Padre Álvaro Campos Vieira*
Logo de manhã cedo, pouco depois do nascer do sol, o sangue já começa a escorrer da televisão, na reprise dos programas de violência. No estado do Ceará os canais de televisão gastam cerca de 13 a 14 horas por dia em tais programas. Nesses programas, os pobres, principalmente os jovens, moradores da periferia de Fortaleza, são apresentados como os sujeitos da violência. Os canais, sutilmente ou escancaradamente, incutem na cabeça dos telespectadores a idéia de que o terrorismo local vem da periferia. Algum canal televisivo entrevistou e mostrou ‘a cara’ do juiz que matou a queima-roupa o vigia de um supermercado de Sobral?... Com cidadãos dessa classe a mídia não zomba. Com jovens, pobres, abordados sempre como ‘vagabundos’, vale tudo. Diante das câmeras são humilhados; longe das câmeras, pisoteados e torturados. Essa violência nunca é transmitida e muito menos comentada pelas televisões. O esforço dispensado pelos órgãos governamentais, que implantam sem eficácia singelas políticas públicas, e por alguns movimentos sociais se dilui com o trabalho dessa imprensa que no lugar de ajudar a superar, sustenta e alimenta a cultura da violência.
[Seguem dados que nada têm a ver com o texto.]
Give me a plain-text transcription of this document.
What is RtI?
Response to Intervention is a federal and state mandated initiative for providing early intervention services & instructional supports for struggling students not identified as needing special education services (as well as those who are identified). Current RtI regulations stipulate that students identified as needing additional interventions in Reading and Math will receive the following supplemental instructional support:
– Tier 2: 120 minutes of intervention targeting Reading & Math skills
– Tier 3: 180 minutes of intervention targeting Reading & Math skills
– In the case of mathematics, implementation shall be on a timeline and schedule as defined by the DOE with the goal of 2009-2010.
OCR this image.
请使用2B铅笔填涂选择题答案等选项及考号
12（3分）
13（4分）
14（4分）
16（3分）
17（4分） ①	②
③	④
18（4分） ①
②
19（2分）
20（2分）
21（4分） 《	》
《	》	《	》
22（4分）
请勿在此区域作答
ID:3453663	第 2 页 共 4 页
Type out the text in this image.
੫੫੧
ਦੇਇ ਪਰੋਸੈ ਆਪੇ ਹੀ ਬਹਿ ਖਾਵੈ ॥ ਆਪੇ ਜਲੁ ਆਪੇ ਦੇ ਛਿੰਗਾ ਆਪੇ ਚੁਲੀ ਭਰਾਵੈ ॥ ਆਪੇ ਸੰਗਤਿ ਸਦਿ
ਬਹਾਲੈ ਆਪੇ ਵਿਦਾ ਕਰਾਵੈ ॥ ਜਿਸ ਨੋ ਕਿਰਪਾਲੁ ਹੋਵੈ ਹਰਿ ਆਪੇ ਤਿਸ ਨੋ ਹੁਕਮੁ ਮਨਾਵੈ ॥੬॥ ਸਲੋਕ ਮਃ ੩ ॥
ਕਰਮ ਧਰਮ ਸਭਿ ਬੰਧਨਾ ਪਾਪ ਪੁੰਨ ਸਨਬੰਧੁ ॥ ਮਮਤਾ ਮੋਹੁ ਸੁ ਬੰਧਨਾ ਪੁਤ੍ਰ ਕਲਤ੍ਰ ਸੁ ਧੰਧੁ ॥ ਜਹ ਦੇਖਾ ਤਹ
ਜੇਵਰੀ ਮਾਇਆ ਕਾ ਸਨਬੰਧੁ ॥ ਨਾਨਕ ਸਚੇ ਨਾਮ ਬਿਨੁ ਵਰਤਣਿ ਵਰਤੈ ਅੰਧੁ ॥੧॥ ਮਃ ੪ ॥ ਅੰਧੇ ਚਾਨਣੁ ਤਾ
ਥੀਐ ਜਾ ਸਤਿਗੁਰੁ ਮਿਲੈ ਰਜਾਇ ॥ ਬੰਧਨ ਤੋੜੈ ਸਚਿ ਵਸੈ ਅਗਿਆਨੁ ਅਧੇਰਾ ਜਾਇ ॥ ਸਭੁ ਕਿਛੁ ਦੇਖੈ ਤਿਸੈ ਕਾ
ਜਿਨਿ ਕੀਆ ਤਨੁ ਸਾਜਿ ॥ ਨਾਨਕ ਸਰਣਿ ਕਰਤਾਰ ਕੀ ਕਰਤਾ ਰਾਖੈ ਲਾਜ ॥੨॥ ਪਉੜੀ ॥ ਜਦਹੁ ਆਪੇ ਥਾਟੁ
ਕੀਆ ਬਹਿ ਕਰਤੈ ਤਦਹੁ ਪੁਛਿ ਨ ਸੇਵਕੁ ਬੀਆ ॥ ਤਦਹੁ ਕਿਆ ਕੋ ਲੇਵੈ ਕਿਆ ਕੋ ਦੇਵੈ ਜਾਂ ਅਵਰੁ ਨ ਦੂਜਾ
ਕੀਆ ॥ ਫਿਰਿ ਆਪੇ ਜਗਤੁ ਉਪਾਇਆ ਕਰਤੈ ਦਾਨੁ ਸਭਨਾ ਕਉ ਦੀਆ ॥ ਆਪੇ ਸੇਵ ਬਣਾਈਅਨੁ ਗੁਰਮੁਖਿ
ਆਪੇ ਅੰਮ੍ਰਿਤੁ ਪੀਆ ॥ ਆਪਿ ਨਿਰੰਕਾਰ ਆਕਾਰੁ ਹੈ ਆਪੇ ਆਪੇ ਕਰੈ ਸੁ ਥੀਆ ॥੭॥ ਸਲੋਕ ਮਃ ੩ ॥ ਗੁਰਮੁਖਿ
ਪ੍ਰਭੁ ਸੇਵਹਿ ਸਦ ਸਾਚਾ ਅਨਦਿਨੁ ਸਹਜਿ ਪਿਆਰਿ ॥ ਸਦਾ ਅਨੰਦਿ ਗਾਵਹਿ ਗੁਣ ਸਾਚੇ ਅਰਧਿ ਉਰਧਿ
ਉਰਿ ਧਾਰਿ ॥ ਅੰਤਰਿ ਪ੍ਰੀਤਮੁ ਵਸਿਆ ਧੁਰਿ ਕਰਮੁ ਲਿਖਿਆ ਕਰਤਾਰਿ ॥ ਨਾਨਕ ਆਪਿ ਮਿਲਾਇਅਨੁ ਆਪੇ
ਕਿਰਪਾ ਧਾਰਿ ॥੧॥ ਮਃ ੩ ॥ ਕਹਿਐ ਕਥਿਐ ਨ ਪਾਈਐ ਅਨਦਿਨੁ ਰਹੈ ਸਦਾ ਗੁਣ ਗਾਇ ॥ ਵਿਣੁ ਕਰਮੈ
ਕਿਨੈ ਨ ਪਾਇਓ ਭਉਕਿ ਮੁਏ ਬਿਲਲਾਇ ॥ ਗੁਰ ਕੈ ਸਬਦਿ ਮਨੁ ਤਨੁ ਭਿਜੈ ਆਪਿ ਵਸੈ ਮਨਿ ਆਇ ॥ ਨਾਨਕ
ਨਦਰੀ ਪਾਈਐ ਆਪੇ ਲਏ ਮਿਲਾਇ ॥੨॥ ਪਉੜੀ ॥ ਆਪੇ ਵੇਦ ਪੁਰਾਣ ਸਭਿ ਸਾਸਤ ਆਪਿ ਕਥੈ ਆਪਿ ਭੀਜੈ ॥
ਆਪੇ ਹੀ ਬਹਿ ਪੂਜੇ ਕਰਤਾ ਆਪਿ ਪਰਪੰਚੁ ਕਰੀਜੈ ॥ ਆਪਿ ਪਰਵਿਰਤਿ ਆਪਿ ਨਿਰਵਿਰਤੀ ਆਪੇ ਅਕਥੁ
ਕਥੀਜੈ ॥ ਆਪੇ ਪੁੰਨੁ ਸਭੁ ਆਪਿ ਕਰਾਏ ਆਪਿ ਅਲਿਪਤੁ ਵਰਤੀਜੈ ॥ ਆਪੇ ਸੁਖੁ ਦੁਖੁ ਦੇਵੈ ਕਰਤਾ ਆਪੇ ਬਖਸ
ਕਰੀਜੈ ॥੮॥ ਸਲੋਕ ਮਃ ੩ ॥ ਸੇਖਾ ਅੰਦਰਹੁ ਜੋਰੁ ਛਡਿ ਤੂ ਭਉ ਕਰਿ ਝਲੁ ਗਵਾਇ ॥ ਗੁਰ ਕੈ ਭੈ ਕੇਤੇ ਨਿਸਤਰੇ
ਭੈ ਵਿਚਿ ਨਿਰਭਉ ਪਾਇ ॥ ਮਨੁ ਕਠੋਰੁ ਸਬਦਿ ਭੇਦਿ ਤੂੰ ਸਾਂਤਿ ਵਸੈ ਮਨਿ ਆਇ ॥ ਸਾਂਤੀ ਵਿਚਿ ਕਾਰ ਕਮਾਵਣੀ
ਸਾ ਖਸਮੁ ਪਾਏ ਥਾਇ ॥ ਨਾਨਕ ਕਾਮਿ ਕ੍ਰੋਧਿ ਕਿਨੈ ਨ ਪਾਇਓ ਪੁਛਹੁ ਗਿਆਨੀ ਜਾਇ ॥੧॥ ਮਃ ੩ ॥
Além disso, tal mídia não apresenta a questão da violência com transparência e verdade. Há violência na periferia? Claro! Mas não só na periferia. Interesses, atitudes e planos violentos de organizações criminosas se proliferam em toda sociedade. A droga, por exemplo, que é um dos fatores preponderantes da violência nos bairros pobres, não é produzida nas favelas. Antes de chegar à favela ela passa por várias portas (fazendas, rodovias, portos, fronteiras, alfândegas...), abertas sob ação dessas redes criminosas. Como não há educação de qualidade, garantia de emprego e perspectiva de uma vida melhor, facilmente os jovens pobres se tornam subservientes a essas redes, porque o trabalho é rentável. Eles não fazem parte do centro dessas redes, mas são o ‘bode expiatório’ dessa violência institucionalizada. Para preservar a imagem daqueles que atuam no centro dessas organizações e assegurar a existência dessas redes, que são fontes abundantes de renda, convém que nem tudo seja televisionado. É, a violência começa longe, bem longe da periferia. O combate à violência na periferia sempre será em vão se nunca atingir o ‘centro’.
* Padre da Comunidade do Serviluz e Membro da Articulação das Pastorais Sociais, CEBs e Organismos da Arquidiocese de Fortaleza.